6. It strikes me that, if there be a common piece of land not used by any co-sharer and a co-sharer reclaims that piece of land and converts it into a scarce of income, Courts should be reluctant to disturb his possession by giving a decree for joint possession to a co-sharer, who stands by, while his co-sharer is spending money and labour in reclaiming the land. This principle is in full accord with that which was enunciated by their Lordships, of the Privy Council in the case of Midnapur Zamindari Co., Ltd. v. Naresh Narayan Roy, 23 A. L. J. 76 : (A.I.R. (11) 1924 P. C. 144). In delivering the judgment of the Board their Lordships observed that:

'Where lands in India are held in common by co-sharers, each co-sharer is entitled to cultivate in his own interest in a proper and husband-like manner any part of the land which is not being cultivated by any of his co-sharers but he is liable to pay to his co-sharers compensation in respect of such exclusive use of the lands. Such, an exclusive use of land held in common by a co-sharer is not an ouster of his co-sharers from their proprietary rights as co-sharers in the land. When co-sharers cannot agree as to how any lands held by them in common may be used, the remedy of any co-sharer who objects to the exclusive use by another co-sharer of land held in common is to obtain a partition of the lands.' Another case to which a reference was made is the case of Bal Singh v. Nawab Singh : AIR1937All688 . In this Case Harries J. made the following observation :'Where a co-sharer has taken peaceful possession of a piece of land held in common and had been permitted to cultivate it for fire or six years the inference is irresistible that he was occupying the land and cultivating it with the consent of the coparcenary body and of the lambardar. Such person is not a person who takes or retains possession over the land in question in contravention of the provisions of Section 44, Agra Tenancy Act. He cannot be treated as a trespasser and ejected though he can, of course, be made to account to his other co-sharers for the rental of such laud.'

I have referred to these two cases in order to indicate what exactly was the remedy which was open to the co-sharer in the circumstances which existed in this case.

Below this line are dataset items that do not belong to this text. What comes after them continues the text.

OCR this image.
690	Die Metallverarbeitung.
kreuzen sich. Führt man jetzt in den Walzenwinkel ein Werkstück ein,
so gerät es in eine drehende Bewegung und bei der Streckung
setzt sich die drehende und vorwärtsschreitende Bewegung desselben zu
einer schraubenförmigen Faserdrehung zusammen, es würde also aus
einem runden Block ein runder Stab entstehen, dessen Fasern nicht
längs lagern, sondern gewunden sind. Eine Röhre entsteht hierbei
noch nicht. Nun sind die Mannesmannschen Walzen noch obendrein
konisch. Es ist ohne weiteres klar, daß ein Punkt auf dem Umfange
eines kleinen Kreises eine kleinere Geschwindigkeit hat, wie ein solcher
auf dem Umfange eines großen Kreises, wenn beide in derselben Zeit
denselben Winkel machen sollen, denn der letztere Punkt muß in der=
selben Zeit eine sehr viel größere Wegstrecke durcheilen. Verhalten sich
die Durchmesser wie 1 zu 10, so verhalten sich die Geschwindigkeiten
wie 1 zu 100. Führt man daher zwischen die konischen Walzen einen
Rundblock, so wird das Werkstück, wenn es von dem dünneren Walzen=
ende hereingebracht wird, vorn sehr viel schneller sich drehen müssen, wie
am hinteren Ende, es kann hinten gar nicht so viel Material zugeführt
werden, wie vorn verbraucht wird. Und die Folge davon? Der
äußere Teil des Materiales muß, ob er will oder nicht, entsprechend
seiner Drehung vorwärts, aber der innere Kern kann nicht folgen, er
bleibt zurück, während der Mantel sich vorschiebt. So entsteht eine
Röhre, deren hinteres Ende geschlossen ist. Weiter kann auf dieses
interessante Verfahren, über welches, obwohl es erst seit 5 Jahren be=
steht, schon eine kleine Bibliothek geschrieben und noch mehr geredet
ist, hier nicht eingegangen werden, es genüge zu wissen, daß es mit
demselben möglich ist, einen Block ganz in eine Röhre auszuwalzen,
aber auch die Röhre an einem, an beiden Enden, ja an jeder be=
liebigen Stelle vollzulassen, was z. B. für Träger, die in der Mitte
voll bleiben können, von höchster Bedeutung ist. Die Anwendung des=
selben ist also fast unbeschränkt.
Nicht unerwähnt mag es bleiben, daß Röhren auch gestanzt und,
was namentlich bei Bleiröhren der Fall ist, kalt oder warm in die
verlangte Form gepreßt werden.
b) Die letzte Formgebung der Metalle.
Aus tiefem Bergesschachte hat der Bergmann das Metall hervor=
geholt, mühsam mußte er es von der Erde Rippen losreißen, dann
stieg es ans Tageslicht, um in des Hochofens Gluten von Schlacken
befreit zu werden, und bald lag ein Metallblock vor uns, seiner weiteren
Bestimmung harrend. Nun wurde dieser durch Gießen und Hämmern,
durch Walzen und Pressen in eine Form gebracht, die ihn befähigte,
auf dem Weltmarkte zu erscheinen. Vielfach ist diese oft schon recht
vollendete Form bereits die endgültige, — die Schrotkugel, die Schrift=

7. My attention was drawn by learned counsel for the appellants to the Full Bench case of Hanuman Prasad v. Mathura Prasad, 26 A. L. J. 992 : A. I. R. (15) 1923 ALL. 472 (F. B.). He also made a reference to the case of Jagannath v. Ramphal, 34 ALL. 150 : (13 I. C. 79). In both these cases it was laid down that it was competent for a co-sharer to sue another co-sharer for joint possession of their common land. In the Full Bench case referred to above it was, however, observed that, though the Court has jurisdiction to pass a decree for joint possession even where the plaintiff has not been in actual possession, the grant of such a decree is a discretionary matter with the Court and that that discretion will be exercised after a fall and fair consideration of the rights and interests of all the parties concerned. It is obvious, therefore, that it is discretionary with the Court to either pass or not pass a decree for joint possession; in the exercise of this discretion the Court will be bound to take into consideration the equities of the case and the conduct of the parties.

8. Having regard to all the facts of the case I am satisfied that the order passed by the learned Civil Judge was a correct one. For the reasons I have indicated above this appeal must fail and the decree of the lower Court must be affirmed. The result is that I dismiss this appeal with costs.